Красильников, глубоко задумавшись, долго стоит у фальшборта. Все расчеты и надежды рушатся: завтра не будут выполнены ни навигационный, ни обязательства. Капитан сжимает кулаки, будто готовясь избить виновника срыва. «Какой же дурак так распоряжается, — думает он, — ведь баржи с грузом все равно надо доставить в город». Красильников разгневан и возмущен. Между бровями ложится упрямая складка. Что ж, он поставит воз у прикола и добьется пропуска «Стремительного» до пункта назначения.
3
Поставив баржи, «Стремительный» пришвартовывается к дебаркадеру.

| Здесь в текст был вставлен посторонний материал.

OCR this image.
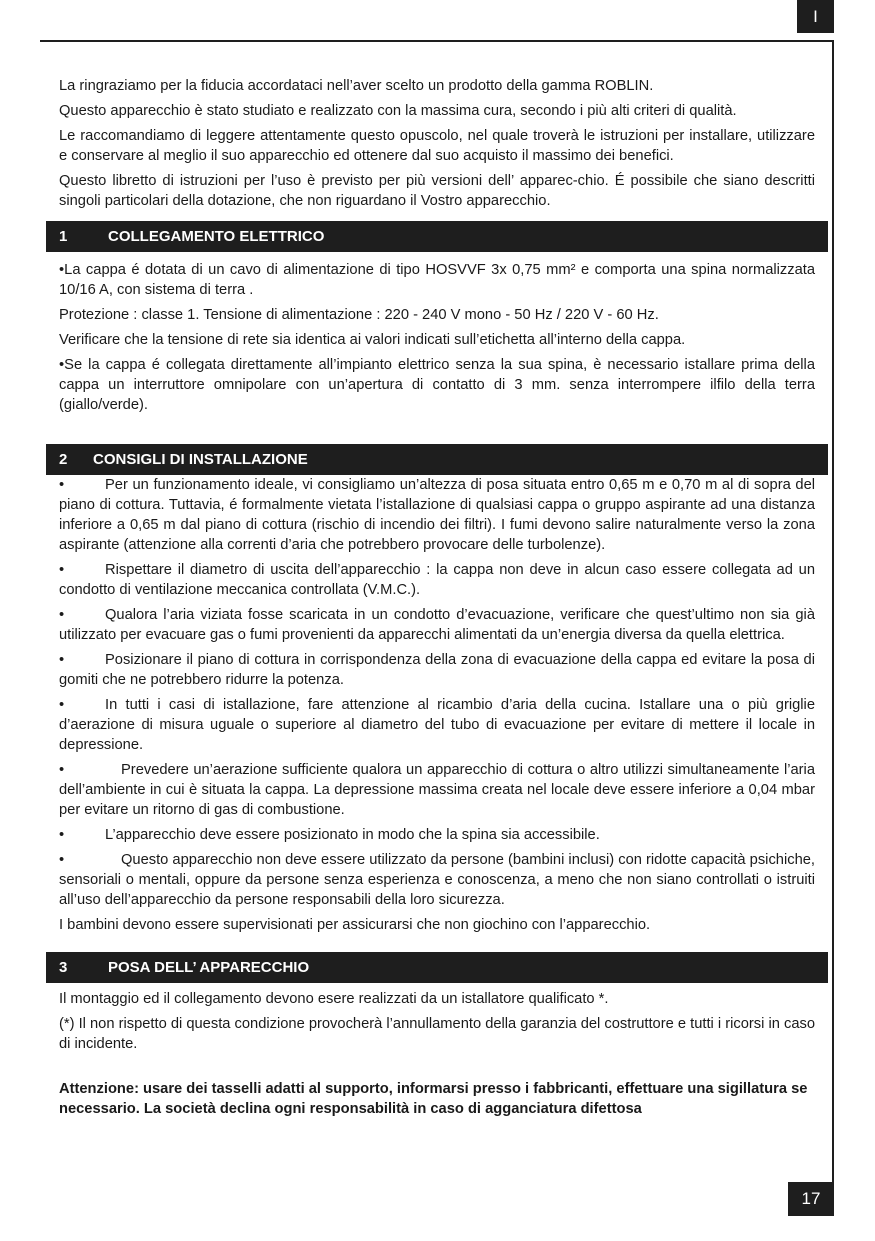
I

La ringraziamo per la fiducia accordataci nell’aver scelto un prodotto della gamma ROBLIN.

Questo apparecchio è stato studiato e realizzato con la massima cura, secondo i più alti criteri di qualità.

Le raccomandiamo di leggere attentamente questo opuscolo, nel quale troverà le istruzioni per installare, utilizzare e conservare al meglio il suo apparecchio ed ottenere dal suo acquisto il massimo dei benefici.

Questo libretto di istruzioni per l’uso è previsto per più versioni dell’ apparec-chio. É possibile che siano descritti singoli particolari della dotazione, che non riguardano il Vostro apparecchio.

1	COLLEGAMENTO ELETTRICO

•La cappa é dotata di un cavo di alimentazione di tipo HOSVVF 3x 0,75 mm² e comporta una spina normalizzata 10/16 A, con sistema di terra .

Protezione : classe 1. Tensione di alimentazione : 220 - 240 V mono - 50 Hz / 220 V - 60 Hz.

Verificare che la tensione di rete sia identica ai valori indicati sull’etichetta all’interno della cappa.

•Se la cappa é collegata direttamente all’impianto elettrico senza la sua spina, è necessario istallare prima della cappa un interruttore omnipolare con un’apertura di contatto di 3 mm. senza interrompere ilfilo della terra (giallo/verde).

2	CONSIGLI DI INSTALLAZIONE

•	Per un funzionamento ideale, vi consigliamo un’altezza di posa situata entro 0,65 m e 0,70 m al di sopra del piano di cottura. Tuttavia, é formalmente vietata l’istallazione di qualsiasi cappa o gruppo aspirante ad una distanza inferiore a 0,65 m dal piano di cottura (rischio di incendio dei filtri). I fumi devono salire naturalmente verso la zona aspirante (attenzione alla correnti d’aria che potrebbero provocare delle turbolenze).

•	Rispettare il diametro di uscita dell’apparecchio : la cappa non deve in alcun caso essere collegata ad un condotto di ventilazione meccanica controllata (V.M.C.).

•	Qualora l’aria viziata fosse scaricata in un condotto d’evacuazione, verificare che quest’ultimo non sia già utilizzato per evacuare gas o fumi provenienti da apparecchi alimentati da un’energia diversa da quella elettrica.

•	Posizionare il piano di cottura in corrispondenza della zona di evacuazione della cappa ed evitare la posa di gomiti che ne potrebbero ridurre la potenza.

•	In tutti i casi di istallazione, fare attenzione al ricambio d’aria della cucina. Istallare una o più griglie d’aerazione di misura uguale o superiore al diametro del tubo di evacuazione per evitare di mettere il locale in depressione.

•	Prevedere un’aerazione sufficiente qualora un apparecchio di cottura o altro utilizzi simultaneamente l’aria dell’ambiente in cui è situata la cappa. La depressione massima creata nel locale deve essere inferiore a 0,04 mbar per evitare un ritorno di gas di combustione.

•	L’apparecchio deve essere posizionato in modo che la spina sia accessibile.

•	Questo apparecchio non deve essere utilizzato da persone (bambini inclusi) con ridotte capacità psichiche, sensoriali o mentali, oppure da persone senza esperienza e conoscenza, a meno che non siano controllati o istruiti all’uso dell’apparecchio da persone responsabili della loro sicurezza.

I bambini devono essere supervisionati per assicurarsi che non giochino con l’apparecchio.

3	POSA DELL’ APPARECCHIO

Il montaggio ed il collegamento devono esere realizzati da un istallatore qualificato *.

(*) Il non rispetto di questa condizione provocherà l’annullamento della garanzia del costruttore e tutti i ricorsi in caso di incidente.

Attenzione: usare dei tasselli adatti al supporto, informarsi presso i fabbricanti, effettuare una sigillatura se necessario. La società declina ogni responsabilità in caso di agganciatura difettosa

17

Красильников и механик выходят на берег, где под горой виднеется бревенчатый дом с террасой и ярко освещенными окнами. Это контора Новораменской пристани.
В небольшой комнате разместились начальник пристани, его заместитель, девушка-оператор, мастер сплава.
В комнате тепло, накурено и очень светло. Пятисотсвечовая лампа низко свисает с потолка.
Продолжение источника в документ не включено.